O único jeito de evitar que o pior aconteça no RN é um plano que se enfrente com os lucros capitalistas. Em primeiro lugar é necessário um plano de emergência para o SUS, garantindo leitos, oxigênio e respiradores. Frente a completa insuficiência de vacinas, graças ao desserviço de Bolsonaro, mas especialmente por conta da repugnante guerra de vacinas, que protege as patentes das grandes indústrias farmacêuticas em detrimento de que tenha vacina para todos. A irracionalidade capitalista precisa ser combatida com uma forte luta por vacina a todos, com a quebra das patentes e produção massiva sob controle dos trabalhadores junto a profissionais da saúde, técnicos e cientistas das universidades. Um plano que deve incluir uma política de vigilância genômica organizada por cientistas que mapeie as variantes que estão circulando e se formando, permitindo respostas rápidas quanto ao isolamento e atualização de vacinas necessárias.

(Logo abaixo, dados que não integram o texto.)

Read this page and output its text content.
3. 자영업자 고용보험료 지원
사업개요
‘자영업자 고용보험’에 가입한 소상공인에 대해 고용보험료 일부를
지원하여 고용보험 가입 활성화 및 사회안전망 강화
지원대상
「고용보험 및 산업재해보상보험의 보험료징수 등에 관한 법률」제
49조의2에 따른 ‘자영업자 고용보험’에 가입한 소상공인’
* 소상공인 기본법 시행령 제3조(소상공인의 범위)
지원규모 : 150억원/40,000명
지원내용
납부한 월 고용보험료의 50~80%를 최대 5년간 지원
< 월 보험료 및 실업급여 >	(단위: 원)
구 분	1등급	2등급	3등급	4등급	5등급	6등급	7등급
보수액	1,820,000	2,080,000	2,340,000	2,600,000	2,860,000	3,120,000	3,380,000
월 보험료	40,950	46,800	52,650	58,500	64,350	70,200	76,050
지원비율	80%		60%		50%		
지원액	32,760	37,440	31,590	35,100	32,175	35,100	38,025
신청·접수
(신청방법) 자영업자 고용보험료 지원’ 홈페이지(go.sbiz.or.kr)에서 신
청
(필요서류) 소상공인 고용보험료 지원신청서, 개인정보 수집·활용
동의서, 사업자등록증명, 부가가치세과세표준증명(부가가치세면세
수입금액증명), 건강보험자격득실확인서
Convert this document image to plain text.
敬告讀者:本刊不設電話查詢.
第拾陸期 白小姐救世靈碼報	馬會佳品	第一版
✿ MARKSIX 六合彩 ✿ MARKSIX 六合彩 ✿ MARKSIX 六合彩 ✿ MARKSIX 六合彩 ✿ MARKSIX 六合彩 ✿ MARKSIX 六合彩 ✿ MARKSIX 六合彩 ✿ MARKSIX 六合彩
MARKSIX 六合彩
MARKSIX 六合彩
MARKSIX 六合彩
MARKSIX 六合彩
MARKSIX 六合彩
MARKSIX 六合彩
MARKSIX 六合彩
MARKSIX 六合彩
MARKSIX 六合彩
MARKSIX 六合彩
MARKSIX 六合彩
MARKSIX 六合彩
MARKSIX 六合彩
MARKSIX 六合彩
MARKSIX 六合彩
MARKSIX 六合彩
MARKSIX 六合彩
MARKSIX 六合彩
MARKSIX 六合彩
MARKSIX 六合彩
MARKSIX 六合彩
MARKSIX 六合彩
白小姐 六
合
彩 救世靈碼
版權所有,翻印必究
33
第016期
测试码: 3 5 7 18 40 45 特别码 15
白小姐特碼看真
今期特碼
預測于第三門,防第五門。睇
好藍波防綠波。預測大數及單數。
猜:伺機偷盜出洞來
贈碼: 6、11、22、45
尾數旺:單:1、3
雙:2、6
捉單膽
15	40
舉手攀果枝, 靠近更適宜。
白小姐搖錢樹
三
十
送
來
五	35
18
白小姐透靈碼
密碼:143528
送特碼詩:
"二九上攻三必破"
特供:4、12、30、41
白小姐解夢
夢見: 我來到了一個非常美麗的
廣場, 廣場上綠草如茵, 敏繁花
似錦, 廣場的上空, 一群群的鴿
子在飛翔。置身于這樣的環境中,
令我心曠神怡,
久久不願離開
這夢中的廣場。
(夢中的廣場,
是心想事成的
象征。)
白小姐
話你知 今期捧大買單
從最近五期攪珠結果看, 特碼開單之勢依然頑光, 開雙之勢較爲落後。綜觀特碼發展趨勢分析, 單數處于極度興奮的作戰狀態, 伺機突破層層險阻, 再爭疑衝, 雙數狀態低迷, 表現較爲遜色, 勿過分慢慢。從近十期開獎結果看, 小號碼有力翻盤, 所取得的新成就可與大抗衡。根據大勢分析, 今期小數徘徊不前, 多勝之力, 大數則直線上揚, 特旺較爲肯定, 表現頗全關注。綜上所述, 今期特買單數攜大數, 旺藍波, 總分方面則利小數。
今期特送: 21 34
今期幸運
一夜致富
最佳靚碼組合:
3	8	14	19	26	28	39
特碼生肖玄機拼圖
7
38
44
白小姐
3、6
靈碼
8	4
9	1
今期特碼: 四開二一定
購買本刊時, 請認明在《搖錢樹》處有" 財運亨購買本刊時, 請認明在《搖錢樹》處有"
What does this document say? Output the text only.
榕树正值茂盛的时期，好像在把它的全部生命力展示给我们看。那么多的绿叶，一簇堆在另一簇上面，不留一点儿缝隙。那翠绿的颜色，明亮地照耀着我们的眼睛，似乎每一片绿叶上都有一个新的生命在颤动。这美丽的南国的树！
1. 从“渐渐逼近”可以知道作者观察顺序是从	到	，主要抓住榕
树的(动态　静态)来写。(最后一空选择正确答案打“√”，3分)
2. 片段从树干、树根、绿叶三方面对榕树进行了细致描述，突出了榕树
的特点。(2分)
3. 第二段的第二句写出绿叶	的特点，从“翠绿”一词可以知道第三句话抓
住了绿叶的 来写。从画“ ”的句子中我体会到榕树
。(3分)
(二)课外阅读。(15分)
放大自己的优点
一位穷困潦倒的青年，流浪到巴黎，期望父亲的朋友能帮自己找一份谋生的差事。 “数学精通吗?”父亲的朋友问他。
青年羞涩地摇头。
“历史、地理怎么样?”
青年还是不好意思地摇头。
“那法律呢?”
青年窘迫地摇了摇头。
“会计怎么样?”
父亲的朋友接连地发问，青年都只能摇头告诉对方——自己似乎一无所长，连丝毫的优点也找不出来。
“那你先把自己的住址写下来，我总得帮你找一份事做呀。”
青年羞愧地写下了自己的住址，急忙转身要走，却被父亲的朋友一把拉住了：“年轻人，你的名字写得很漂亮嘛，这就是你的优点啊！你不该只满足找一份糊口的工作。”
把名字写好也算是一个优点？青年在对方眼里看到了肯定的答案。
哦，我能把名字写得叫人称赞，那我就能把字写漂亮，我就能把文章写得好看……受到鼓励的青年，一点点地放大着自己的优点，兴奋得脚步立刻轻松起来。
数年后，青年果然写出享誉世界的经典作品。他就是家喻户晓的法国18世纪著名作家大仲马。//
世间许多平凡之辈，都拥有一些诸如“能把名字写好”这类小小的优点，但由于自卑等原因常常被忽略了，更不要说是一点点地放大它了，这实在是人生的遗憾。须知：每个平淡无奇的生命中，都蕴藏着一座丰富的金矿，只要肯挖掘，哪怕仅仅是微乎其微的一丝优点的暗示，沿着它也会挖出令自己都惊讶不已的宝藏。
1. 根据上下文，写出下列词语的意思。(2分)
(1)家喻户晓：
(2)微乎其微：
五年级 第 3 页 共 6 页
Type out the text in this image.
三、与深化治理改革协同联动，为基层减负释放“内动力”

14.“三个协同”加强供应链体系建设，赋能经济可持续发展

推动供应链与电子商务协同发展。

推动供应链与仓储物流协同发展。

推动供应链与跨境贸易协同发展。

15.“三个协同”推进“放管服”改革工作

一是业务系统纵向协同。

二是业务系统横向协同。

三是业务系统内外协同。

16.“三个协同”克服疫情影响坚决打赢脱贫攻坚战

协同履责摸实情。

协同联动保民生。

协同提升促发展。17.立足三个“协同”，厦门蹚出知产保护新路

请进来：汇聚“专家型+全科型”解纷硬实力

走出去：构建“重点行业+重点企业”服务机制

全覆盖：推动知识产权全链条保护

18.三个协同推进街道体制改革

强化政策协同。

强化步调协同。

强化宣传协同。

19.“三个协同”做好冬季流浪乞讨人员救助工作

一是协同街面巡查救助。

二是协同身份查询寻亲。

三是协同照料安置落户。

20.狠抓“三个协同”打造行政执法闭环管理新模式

A imediata intervenção estatal de todas as empresas farmacêuticas e laboratórios, para colocá-los sob o controle dos profissionais de saúde e servir a planos racionais de produção e distribuição de vacinas e testes, com vistas à nacionalização dessas empresas sob controle operário, junto com todos os recursos da saúde privada. A reconversão da produção nas indústrias para garantia de todos os insumos necessários para o combate ao COVID-19. Ou seja, um plano de ação controlado pelos trabalhadores, que vimos que são a única classe essencial e que pode nos conduzir para fora dessa catástrofe sanitária, econômica e social.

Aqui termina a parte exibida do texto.